The tool has a flow chart kind of feel to it making it very user friendly.

Look at the example below:


This is a very simple example based on the Tour tutorial given in the studio but as you can see, it takes in a data set, splits the data, trains the model, scores the model, then you can evaluate the model which is the data and that will be your output. In the Evaluate Model box, there is an option where you can visualize your data after the algorithm has finished running and you can see the results of the algorithm.

Use case for a business

As of 06/27/2017, there are 905 case studies available through the use of Azure Machine Learning from industries such as banking, education, healthcare, manufacturing, media, retail, and a few more.

So coming back to our earlier example of items, let’s be more specific. Let’s say I, as a retailer sell mobile phones. In my data set, I placed sales from the past 2 years also including when they were sold etc. As part of my data set, I can also add data such as specs like megapixels of the camera, screen resolution, etc. Since I’m a retailer selling phones, I release a new version of the phone every year. So we have 2 data sets:

⦁ A phone that was sold in year one

⦁ A new phone that was sold in year two

I can then place both of these data sets in the algorithm. And automatically, it will tell me the sales / comparison between the two. But, let’s say I want to know if my sales will increase or stay the same if I added some new features or updated some features on my phone. I can use one of the available modules in the studio to make that difference happen and I can get a prediction of what those sales might look like based on my past 2 data sets. Similarly, I can even predict sales for the next 10 months and use this information to design my next new phone or upgrade the specs of my existing models with the help of machine learning.
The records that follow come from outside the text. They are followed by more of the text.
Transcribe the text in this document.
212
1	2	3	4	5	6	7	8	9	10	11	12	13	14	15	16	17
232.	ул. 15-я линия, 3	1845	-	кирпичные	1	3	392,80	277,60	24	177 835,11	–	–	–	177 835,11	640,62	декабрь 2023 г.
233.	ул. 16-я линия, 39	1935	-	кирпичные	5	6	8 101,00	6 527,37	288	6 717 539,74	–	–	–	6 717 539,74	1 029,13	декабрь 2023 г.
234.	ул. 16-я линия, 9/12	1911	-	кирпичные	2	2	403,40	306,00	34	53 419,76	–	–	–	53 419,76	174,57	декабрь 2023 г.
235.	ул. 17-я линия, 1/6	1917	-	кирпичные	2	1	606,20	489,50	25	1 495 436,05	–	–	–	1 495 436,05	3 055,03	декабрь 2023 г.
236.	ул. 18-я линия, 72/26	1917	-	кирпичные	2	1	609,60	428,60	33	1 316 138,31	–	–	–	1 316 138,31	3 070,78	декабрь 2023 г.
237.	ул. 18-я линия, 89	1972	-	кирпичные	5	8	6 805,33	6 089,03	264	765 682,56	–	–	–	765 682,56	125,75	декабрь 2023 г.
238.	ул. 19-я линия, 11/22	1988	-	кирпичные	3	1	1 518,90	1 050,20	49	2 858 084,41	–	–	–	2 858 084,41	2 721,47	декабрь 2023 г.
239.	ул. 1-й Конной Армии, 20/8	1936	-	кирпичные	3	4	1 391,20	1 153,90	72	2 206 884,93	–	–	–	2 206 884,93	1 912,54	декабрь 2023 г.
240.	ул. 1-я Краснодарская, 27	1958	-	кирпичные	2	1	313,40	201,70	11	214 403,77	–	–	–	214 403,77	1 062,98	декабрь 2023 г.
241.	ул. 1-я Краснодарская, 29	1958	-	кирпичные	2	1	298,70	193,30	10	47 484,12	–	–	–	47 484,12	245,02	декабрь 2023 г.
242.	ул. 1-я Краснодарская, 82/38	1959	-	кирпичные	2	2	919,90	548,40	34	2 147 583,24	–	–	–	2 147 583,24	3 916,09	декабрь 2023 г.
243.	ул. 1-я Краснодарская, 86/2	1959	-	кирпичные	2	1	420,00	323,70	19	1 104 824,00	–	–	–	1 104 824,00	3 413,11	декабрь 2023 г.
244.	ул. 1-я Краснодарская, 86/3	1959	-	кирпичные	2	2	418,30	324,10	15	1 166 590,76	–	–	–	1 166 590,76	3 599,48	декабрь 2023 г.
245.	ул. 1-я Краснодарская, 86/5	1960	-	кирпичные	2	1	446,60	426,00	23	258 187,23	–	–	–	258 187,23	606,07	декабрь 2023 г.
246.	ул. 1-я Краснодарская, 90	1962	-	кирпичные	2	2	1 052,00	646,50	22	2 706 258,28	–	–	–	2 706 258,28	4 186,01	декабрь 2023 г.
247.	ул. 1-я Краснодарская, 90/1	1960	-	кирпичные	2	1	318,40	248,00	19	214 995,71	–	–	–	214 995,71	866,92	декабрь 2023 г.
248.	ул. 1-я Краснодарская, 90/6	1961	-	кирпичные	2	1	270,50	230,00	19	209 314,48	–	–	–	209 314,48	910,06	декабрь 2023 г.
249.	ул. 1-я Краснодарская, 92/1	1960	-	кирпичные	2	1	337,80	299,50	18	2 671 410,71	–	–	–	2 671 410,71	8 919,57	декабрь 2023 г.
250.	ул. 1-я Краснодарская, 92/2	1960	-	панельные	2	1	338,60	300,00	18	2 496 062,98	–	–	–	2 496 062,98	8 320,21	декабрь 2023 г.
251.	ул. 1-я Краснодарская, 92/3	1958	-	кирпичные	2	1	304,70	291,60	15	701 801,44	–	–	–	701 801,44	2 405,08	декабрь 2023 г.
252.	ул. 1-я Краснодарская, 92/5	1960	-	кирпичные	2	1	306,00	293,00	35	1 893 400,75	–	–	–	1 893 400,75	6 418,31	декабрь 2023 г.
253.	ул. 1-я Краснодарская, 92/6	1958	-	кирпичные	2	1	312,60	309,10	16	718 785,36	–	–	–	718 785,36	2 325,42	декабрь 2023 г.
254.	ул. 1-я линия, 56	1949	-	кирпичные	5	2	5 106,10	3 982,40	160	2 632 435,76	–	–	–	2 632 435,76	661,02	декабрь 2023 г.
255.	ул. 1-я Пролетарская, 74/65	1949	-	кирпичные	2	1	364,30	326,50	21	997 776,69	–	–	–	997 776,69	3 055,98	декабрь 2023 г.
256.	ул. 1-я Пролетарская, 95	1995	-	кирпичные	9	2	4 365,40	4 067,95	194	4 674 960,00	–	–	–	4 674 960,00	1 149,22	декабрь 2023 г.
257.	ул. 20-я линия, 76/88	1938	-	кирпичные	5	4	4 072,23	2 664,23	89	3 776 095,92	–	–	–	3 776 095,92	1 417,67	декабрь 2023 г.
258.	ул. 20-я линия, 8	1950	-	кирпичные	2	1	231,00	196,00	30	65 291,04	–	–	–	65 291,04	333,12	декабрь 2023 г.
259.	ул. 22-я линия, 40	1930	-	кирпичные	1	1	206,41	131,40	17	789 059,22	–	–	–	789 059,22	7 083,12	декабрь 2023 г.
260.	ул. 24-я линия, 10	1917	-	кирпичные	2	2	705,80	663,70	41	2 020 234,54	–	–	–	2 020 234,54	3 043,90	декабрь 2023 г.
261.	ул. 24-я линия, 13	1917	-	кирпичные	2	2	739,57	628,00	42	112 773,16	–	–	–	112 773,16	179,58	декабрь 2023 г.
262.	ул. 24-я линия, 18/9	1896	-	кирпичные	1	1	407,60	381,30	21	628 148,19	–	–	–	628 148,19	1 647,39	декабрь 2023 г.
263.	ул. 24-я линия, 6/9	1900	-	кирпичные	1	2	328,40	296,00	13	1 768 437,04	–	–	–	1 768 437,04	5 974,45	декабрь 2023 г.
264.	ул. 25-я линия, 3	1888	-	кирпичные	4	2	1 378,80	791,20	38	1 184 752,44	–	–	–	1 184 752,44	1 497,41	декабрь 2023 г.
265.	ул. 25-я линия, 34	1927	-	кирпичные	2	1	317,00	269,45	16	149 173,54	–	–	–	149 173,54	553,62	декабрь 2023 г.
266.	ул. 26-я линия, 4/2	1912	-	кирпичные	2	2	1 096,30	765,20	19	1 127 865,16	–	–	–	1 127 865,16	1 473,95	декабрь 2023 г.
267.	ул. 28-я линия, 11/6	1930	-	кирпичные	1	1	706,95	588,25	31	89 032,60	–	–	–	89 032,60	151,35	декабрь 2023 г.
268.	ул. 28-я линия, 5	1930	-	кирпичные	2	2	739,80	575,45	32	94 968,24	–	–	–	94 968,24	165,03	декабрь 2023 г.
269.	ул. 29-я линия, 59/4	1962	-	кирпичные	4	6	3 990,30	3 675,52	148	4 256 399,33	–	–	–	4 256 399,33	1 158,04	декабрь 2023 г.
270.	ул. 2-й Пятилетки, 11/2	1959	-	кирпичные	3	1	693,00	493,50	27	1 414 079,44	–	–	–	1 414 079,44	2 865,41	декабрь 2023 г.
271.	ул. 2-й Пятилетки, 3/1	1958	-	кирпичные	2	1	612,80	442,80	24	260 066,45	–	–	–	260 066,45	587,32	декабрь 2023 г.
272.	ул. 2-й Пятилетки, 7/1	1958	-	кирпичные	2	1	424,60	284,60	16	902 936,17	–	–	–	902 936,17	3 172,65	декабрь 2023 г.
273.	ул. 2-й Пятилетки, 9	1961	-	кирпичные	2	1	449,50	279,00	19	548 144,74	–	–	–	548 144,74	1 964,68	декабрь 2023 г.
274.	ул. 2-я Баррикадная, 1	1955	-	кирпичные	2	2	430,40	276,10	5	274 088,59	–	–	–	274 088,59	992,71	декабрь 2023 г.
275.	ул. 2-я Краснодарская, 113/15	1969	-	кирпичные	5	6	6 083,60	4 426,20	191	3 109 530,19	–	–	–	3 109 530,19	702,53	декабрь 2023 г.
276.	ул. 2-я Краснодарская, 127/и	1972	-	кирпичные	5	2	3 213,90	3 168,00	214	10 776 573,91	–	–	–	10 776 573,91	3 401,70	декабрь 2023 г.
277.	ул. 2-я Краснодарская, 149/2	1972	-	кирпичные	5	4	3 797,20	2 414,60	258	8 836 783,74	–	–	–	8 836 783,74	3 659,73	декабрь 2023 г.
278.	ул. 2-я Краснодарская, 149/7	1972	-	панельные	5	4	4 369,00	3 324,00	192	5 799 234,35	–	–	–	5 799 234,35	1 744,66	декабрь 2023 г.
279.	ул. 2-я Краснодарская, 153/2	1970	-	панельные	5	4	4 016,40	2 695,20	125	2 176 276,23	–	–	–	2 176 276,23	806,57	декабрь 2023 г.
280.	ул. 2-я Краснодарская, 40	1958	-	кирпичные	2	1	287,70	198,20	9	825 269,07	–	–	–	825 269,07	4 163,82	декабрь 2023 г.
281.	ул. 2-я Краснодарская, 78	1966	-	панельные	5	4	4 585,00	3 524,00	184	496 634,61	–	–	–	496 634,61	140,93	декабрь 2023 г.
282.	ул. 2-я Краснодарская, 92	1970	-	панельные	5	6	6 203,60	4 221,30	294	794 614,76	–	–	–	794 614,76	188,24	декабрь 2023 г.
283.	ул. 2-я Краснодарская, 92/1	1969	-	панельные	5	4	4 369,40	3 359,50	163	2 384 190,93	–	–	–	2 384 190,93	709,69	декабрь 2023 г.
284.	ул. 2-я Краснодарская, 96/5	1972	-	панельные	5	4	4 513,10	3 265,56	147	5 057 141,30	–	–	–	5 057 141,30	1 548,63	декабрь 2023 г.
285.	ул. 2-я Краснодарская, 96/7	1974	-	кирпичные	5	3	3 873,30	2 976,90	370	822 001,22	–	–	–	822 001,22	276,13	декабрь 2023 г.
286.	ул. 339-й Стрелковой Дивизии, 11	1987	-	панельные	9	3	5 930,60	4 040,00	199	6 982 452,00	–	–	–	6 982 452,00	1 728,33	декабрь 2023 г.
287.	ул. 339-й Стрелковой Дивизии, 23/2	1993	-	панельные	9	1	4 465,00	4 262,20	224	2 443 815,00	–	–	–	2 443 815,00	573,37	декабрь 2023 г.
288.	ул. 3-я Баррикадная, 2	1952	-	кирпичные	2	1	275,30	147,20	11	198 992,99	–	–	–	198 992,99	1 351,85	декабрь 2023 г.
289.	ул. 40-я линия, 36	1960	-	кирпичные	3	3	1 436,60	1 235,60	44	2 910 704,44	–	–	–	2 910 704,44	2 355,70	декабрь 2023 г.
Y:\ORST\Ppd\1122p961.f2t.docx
Is Azure Machine Learning my only option?

With the increasing interest in cloud based technologies, Azure Machine Learning is not your only option. While they all offer the same functionality, they work a little bit different from an user interface (UI) standpoint and how algorithms are designed.

Amazon also makes it easy to build out complex ML algorithms easily through models

IBM Watson  offers key features such as simple model creation and deployment of models

BigML was one of the first contenders to bring machine learning for end users and make it easy

Google offers an open source software library called TensorFlow that is used to code Machine Intelligence

But which one should you pick?

 You can’t really go wrong with either choice, they all offer free learning to use their product. What it really comes down to is preference and what kind of community you want to be involved in. Because they are different companies, they all have different communities and maybe you are a bigger fan of Microsoft than Amazon. So as a user who can’t decide, your best bet would be to explore the products, see how they work then make your decision.


With Microsoft as a new entrant in this technology, users can rest assured that Azure machine learning will have a lot to offer over the next few years as the product improves and works better with businesses worldwide.